MICROBIAL AND BIOTECHNOLOGY APPLICATIONS FOR INSECT PEST MANAGEMENT
Title: REMARKABLE SUSCEPTIBILITY OF THE DIAMONDBACK MOTH (PLUTELLA XYLOSTELLA L.) TO INGESTION OF PIR TOXINS FROM PHOTORHABDUS LUMINESCENS
Submitted to: Entomologia Experimentalis et Applicata
Publication Type: Peer Reviewed Journal
Publication Acceptance Date: May 18, 2006
Publication Date: October 1, 2006
Citation: Blackburn, M.B., Farrar, R.R., Novak, N.G., Lawrence, S.D. 2006. Remarkable susceptibility of the diamondback moth (plutella xylostella l.) to ingestion of pir toxins from photorhabdus luminescens. Entomologia Experimentalis et Applicata 121:31-37.
Interpretive Summary: Pir toxins are a novel class of insecticidal proteins recently described from the bacterial insect pathogen Photorhabdus luminescens. One of the toxin proteins has some similarities with proteins from the Colorado potato beetle, and also has some similarities with insecticidal toxins produced by another bacterium that is pathogenic to insects, Bacillus thuringiensis. Pir toxins have been shown to be lethal when fed to larvae of a pest of cabbages and related crops, the diamondback moth. However, whether the toxins are lethal to other agricultural pests has not been tested, and the manner in which the toxins kill diamondback moth larvae is not known. To answer these questions, we inserted genes for a Pir toxin into the normally non-pathogenic bacterium E. coli in order to test the toxin against other pests, and to determine how the toxin kills diamondback larvae. We found that the Pir toxin produced by E. coli with Pir genes inserted was orally active only against the diamondback moth. Four other pests, the tobacco budworm, tobacco hornworm, gypsy moth, and Colorado potato beetle, were at least 300-fold less susceptible to the toxin than diamondback moth larvae. We determined that the Pir toxin kills diamondback larvae by destroying that portion of the digestive system known as the midgut. This study suggests that Pir toxins may have limited value in insect control, due to their narrow activity spectrum. These results will be useful to scientists attempting to develop Pir toxins for insect control, or studying Pir toxin mode of action against the diamondback moth.

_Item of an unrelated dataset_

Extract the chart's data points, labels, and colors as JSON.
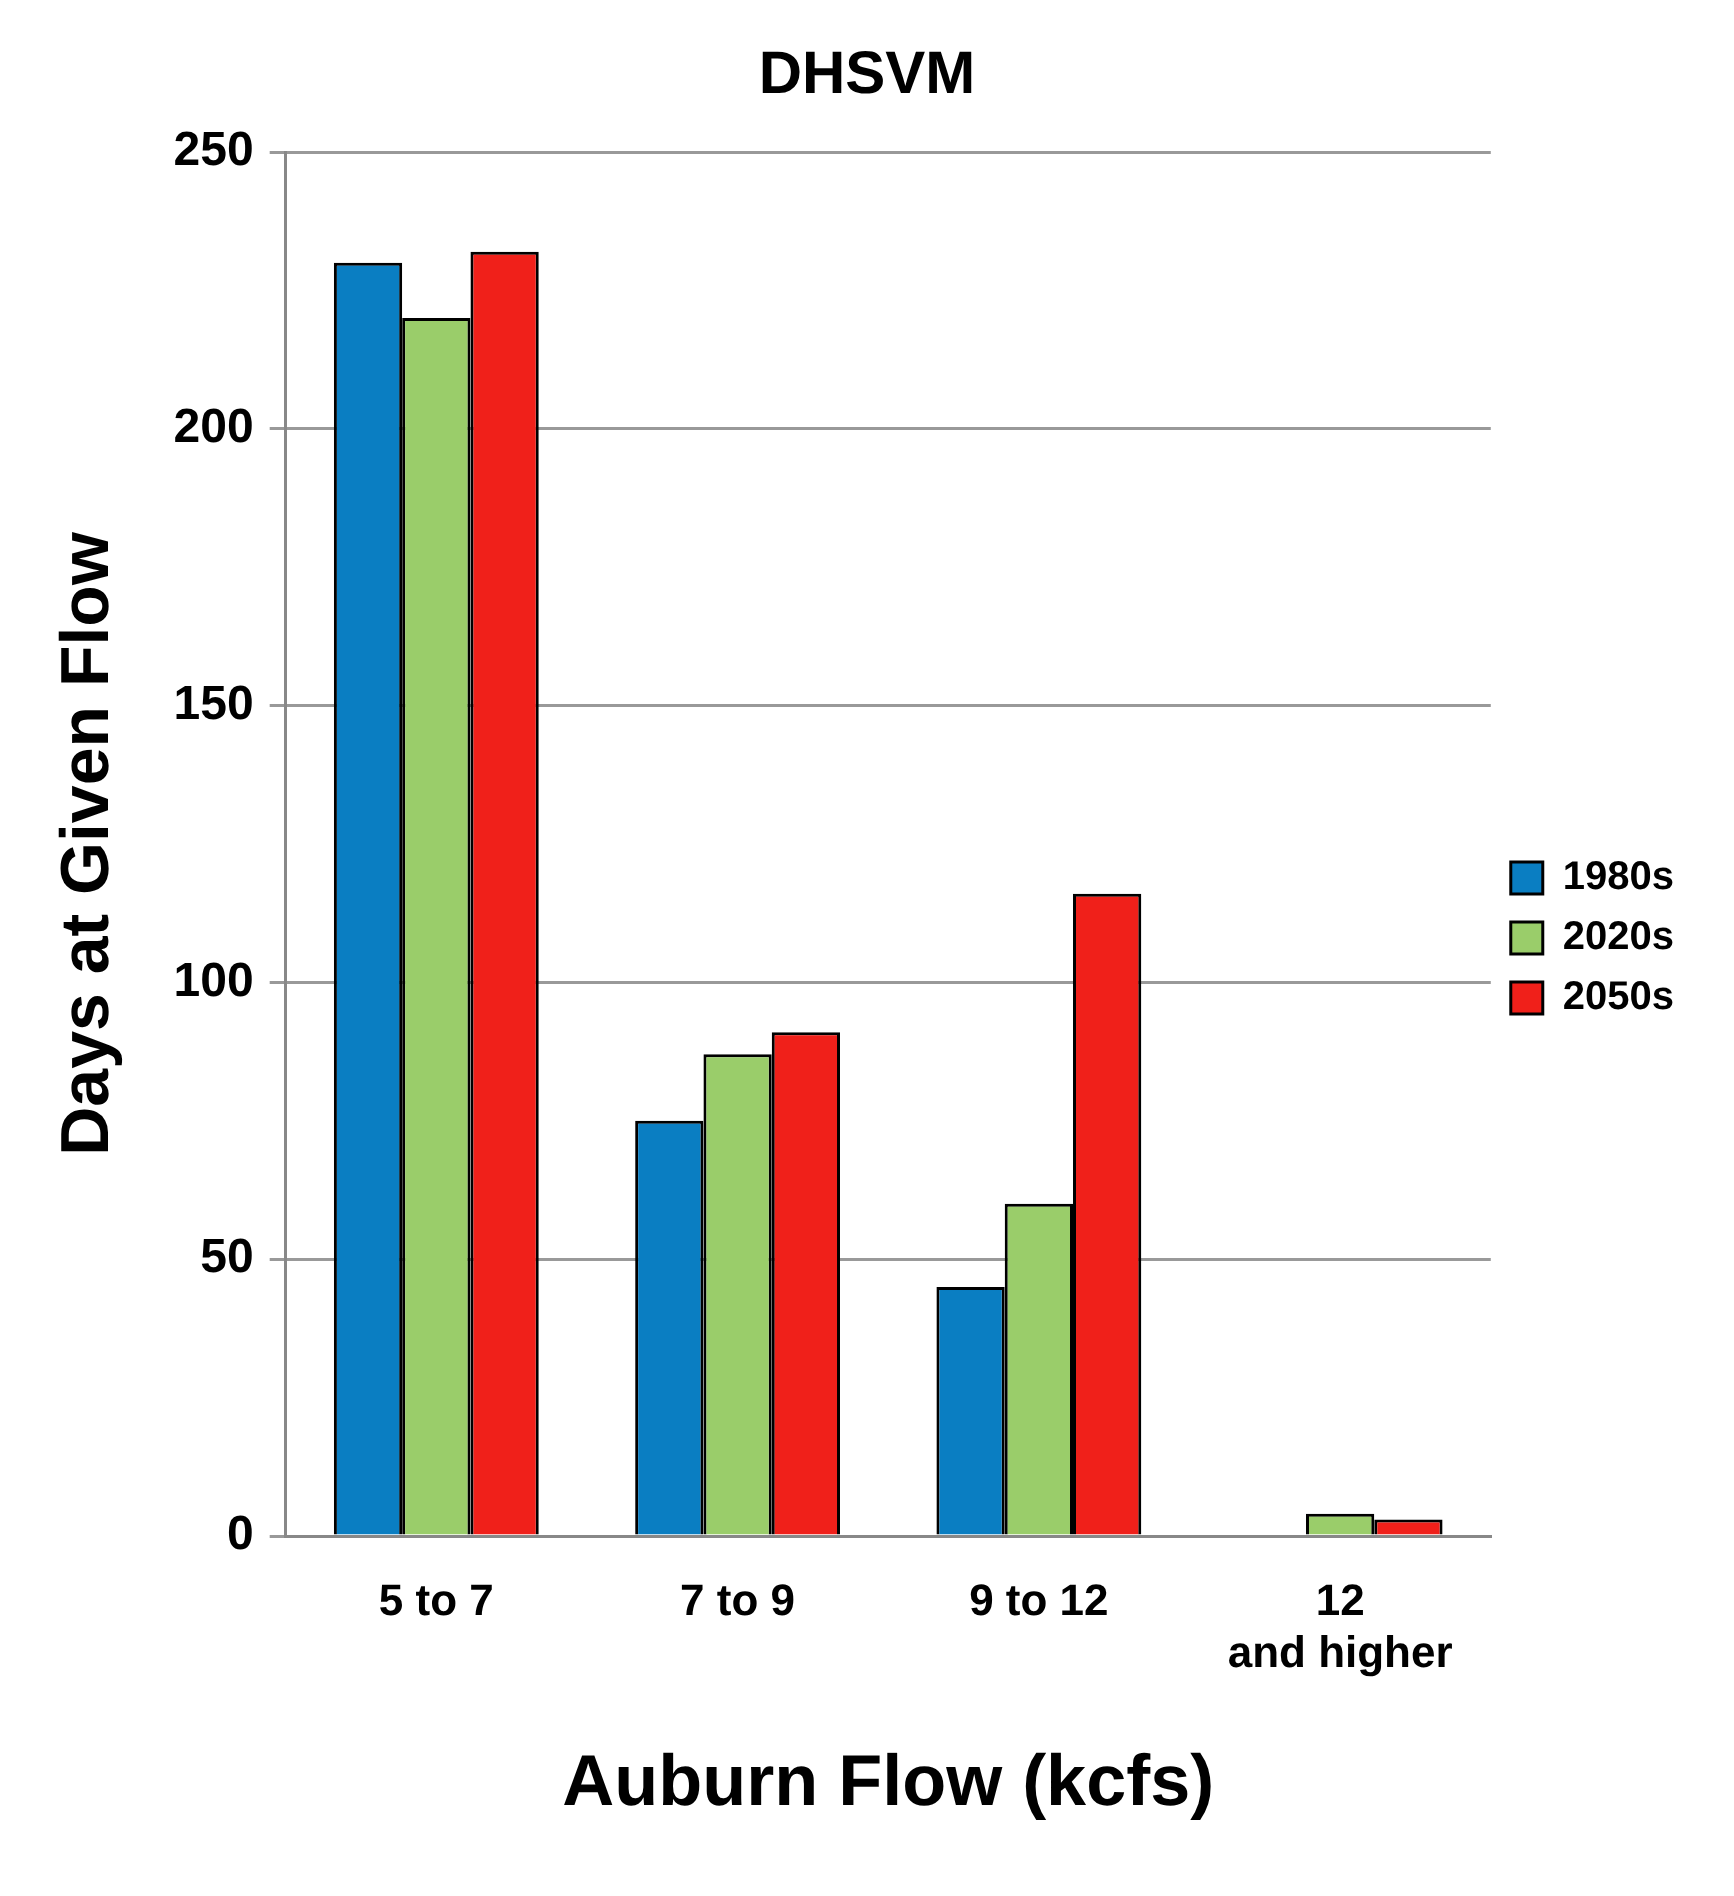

Genes encoding Pir toxins were cloned and sequenced from Photorhabdus luminescens strain Hm. Cultures of E. coli expressing the Pir A and B were highly toxic when fed to larvae of Plutella xylostella, as had been reported previously. However, the recombinant E.coli had no effect on the growth or mortality of larval Heliothis virescens, Manduca sexta, Lymantria dispar, or Leptinotarsa decemlineata. Based on these results, P. xylostella is at least 300-fold more susceptible to Pir toxins than other insect species tested. Because Pir B has sequence similarities with N-terminal portions of cry proteins from Bacillus thuringiensis, we also tested the recombinant E. coli against a strain of P. xylostella that is resistant to the Cry 1A toxin, but found no difference in mortality between resistant and susceptible strains. Histological examination of P. xylostella larvae fed recombinant E. coli revealed gross abnormalities of the midgut epithelium, with profound swelling and shedding of the apical membranes.